1.) “Sister Ray” – The Velvet Underground
“Sister Ray” happens to one of the Velvet Underground’s most groundbreaking songs. That says a lot for a band that is considered to be one of the most innovative bands of all time. But “Sister Ray” also happens to be 17 minutes long of pure noise. In an act of sheer stupidity, I once tried to play this song at a bar and after about 10 minutes, someone finally changed the song.
2.) “Bridge Over Troubled Water” – Simon & Garfunkel
Any fun you’re having will automatically be zapped away if this song comes on. People go out to get away from their problems, and “Bridge Over Troubled Water” is sure to bring people back to reality. If you do dare to put this song on, expect at least one person to shout out: “Who the fuck put on ‘Bridge Over Troubled Water?’”
3.) “Desolation Row” – Bob Dylan
Unless your drinking friends are a bunch of college English professors, who like to argue over what Ezra Pound and TS Elliot are fighting about, or why Einstein is disguised as Robin Hood (and what are his memories doing in a trunk?), then this 11 minute song is probably not for you.
4.) “I Will Follow You Into the Dark” – Death Cab For Cutie
Really any Death Cab song is questionable for jukebox consumption, but a title like that sounds down right creepy late at night.

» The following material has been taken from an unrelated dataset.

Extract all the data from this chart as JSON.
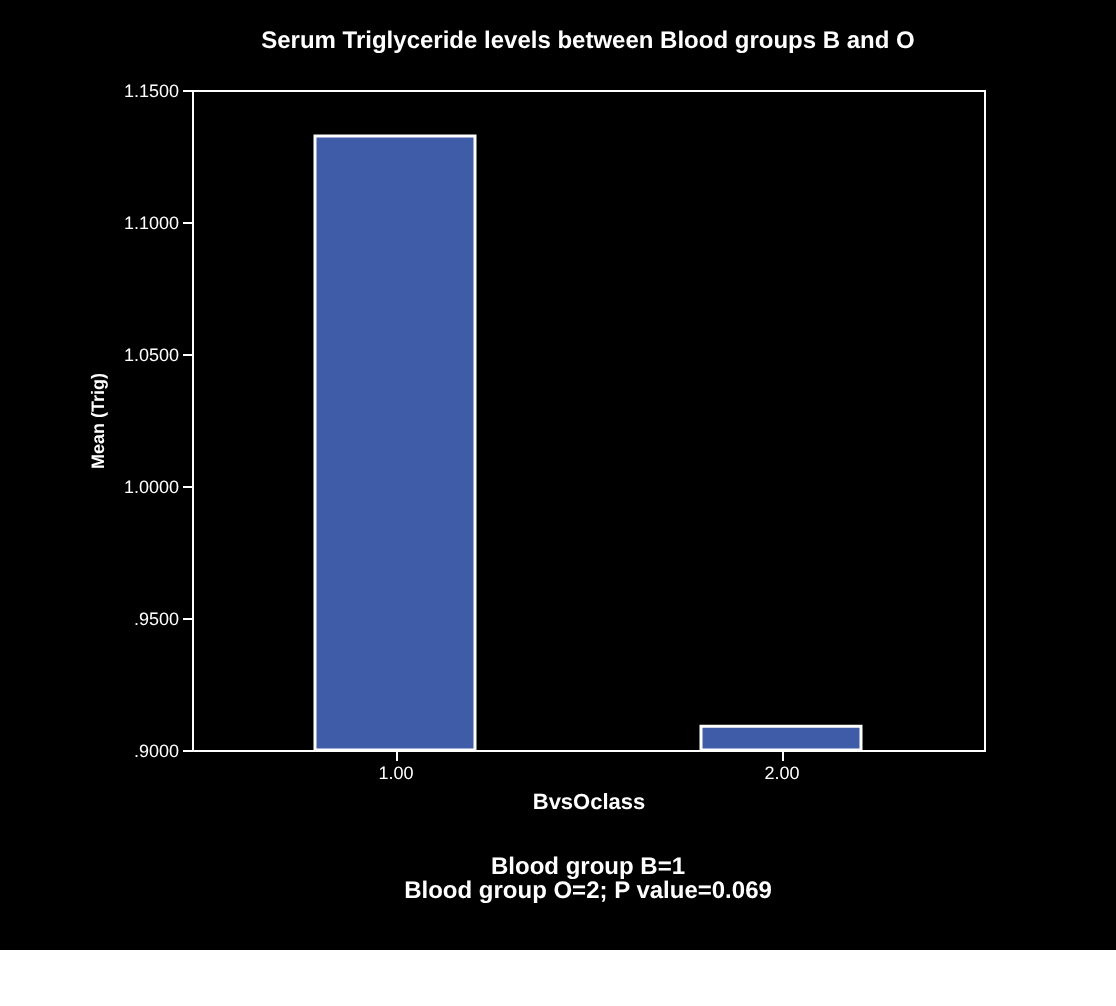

5.) “This Radio Clash” – The Clash
Ironically, this song was supposed to be a dance song with its funky rhythms and early hip-hop beats. Time has not been kind to this song, and its 4 minutes seem just about as long as “Sister Ray”.
6.) “Shine On You Crazy Diamond” – Pink Floyd
I know some people love to put on Floyd at bars, but I prefer not to think about my own mortality and worry about the educational establishment when I’m drinking. But “Shine On You Crazy Diamond” has got to be the worse: it takes about 4 minutes for the guitars to come in and another 5 before there is any singing.
7.) “Shiny Happy People” – R.E.M.
This song isn’t quite as bad as people make it out to be, but almost everyone around will bitch about its very existence turning almost everybody into very angry people. Also, the song sounds like a B52s song, and if you want the B52 just put them on and that way everyone will be happy.
8.) “My Hometown” – Bruce Springsteen
Springsteen has so many great songs meant for a jukebox. This song is not one of them.
9.) “Day of the Lords” – Joy Division
Much like Death Cab, any Joy Division song is kind of off limits here (with the possible exception of “Love Will Tear Us Apart”), but “Day of the Lords” stands out with its icy production and crawling pace.
10.) “Well Well Well” – John Lennon
The entire Plastic Ono Band album should not be played under any circumstances, but this song especially. If you dislike Yoko Ono, the references to sex might put you off, but not as much as Lennon screaming for two minutes before finally tearing his voice near the end of the song.